Through the analysis, we can see that, in fact, the Docker build, push, pull is actually time-consuming in the network transmission (main) and security precautions (slight), the entire transmission process even more than the time of all other steps This allows our apphouse to easily build a local enterprise-grade image warehouse, transfer the network transmission to the intranet, and take full control of the build, push and pull processes, thus improving efficiency and resolving security issues, which can be described as double benefit.
With the help of Docker and Apphouse, we are only one step away from the pursuit of the ultimate silky smooth continuous integration goal, Docker solves the dependencies and environment problems, Apphouse solves the problem of the security and fast transmission of the mirror, then the deployment and management of the container.
Docker implements the innovation of the underlying technology, which releases the developer from the entanglement with the system, but the problem that hinders the enterprise from using Docker is the large-scale deployment of containers, management problems, and the lack of enterprise-level container tools and systems.

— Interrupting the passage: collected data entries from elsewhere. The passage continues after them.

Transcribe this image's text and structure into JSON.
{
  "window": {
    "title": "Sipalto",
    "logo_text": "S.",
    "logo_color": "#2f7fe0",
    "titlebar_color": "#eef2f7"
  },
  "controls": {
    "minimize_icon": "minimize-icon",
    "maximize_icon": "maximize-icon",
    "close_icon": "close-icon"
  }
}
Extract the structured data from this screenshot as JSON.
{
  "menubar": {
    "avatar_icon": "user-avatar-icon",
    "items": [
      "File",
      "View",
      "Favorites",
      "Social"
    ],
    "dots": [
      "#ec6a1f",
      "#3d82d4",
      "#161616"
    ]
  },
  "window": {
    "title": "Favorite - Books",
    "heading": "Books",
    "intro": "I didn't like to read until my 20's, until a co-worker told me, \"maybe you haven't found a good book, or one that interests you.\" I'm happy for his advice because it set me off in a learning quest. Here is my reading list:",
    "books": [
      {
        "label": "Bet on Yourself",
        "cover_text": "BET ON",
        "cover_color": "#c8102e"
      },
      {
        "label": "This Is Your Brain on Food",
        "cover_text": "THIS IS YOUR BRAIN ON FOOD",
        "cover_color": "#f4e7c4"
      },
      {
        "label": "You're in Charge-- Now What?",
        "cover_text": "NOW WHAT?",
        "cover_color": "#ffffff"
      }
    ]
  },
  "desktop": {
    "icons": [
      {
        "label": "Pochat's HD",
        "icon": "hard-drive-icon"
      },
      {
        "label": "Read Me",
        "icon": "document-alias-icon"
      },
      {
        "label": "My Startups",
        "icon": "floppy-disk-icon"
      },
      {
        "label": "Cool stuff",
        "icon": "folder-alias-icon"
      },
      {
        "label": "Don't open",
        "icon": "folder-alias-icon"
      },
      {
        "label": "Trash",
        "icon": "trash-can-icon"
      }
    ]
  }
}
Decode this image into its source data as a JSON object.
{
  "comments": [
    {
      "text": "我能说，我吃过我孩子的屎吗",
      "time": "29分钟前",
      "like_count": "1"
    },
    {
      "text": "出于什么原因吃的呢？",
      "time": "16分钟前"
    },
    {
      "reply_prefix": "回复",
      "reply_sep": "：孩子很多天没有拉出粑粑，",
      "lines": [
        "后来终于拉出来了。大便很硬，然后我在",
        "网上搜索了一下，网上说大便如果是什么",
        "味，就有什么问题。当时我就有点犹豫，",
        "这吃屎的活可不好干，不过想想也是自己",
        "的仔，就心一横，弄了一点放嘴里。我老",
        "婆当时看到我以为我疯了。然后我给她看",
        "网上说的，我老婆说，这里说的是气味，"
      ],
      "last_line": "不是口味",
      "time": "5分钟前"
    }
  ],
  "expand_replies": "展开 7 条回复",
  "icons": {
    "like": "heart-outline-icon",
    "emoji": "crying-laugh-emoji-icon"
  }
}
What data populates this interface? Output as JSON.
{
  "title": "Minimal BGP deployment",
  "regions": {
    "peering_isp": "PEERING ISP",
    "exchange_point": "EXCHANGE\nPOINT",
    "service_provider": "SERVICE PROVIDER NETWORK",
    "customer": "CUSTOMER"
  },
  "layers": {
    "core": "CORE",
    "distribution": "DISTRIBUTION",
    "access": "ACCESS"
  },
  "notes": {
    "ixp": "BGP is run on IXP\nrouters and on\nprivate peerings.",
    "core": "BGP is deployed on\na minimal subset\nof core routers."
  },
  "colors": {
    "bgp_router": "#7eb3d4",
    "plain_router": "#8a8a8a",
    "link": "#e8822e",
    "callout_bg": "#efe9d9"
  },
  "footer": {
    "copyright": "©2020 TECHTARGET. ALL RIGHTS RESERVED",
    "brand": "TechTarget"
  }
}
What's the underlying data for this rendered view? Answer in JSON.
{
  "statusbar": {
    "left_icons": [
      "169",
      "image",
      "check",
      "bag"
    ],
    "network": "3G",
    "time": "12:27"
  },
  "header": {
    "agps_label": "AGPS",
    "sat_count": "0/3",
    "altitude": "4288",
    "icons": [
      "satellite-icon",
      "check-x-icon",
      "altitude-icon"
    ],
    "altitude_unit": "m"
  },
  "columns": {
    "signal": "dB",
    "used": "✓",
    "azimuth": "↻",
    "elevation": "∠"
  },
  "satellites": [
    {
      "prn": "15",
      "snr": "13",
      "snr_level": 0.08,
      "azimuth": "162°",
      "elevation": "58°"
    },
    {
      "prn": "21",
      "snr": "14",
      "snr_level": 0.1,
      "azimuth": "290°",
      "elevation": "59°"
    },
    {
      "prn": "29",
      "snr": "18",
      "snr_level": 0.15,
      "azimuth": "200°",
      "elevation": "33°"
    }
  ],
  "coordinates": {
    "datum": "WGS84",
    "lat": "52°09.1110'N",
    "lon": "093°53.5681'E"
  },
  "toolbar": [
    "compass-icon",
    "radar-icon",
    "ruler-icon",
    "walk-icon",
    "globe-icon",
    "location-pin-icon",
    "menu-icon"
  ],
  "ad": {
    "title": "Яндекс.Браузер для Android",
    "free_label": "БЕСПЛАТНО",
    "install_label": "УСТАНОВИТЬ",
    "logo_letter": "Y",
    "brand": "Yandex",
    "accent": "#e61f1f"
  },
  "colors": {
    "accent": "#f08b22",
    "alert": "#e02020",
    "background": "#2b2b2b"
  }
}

Once the image is created, it needs to be published to the test and production environment. Because Docker consumes less resources, it's not surprising that you deploy hundreds or thousands of containers on a single server. How to use Docker more rationally in this phase is also a challenge, and the development team needs to consider how to build a scalable distribution environment.
Appsoar provides a user-friendly web management interface, rich compose file format and full-featured API interface to describe complex application structures with very simple files through compose implementation, making deployment easier. And, Appsoar also offers a rich enterprise App store that makes it possible to create services in one click. This allows the application to be built quickly, and developers need to focus on the development itself.
After the last link, the entire Continuous integration platform architecture evolves as shown in Figure 2.
Figure 2 Evolution of the overall continuous integration platform architecture
Through the combination of docker+appsoar+apphouse, the development team in the face of complex environment, can be combined with the actual situation of their own team, customized to suit their own solutions, so as to create a silk-like smooth continuous integration system.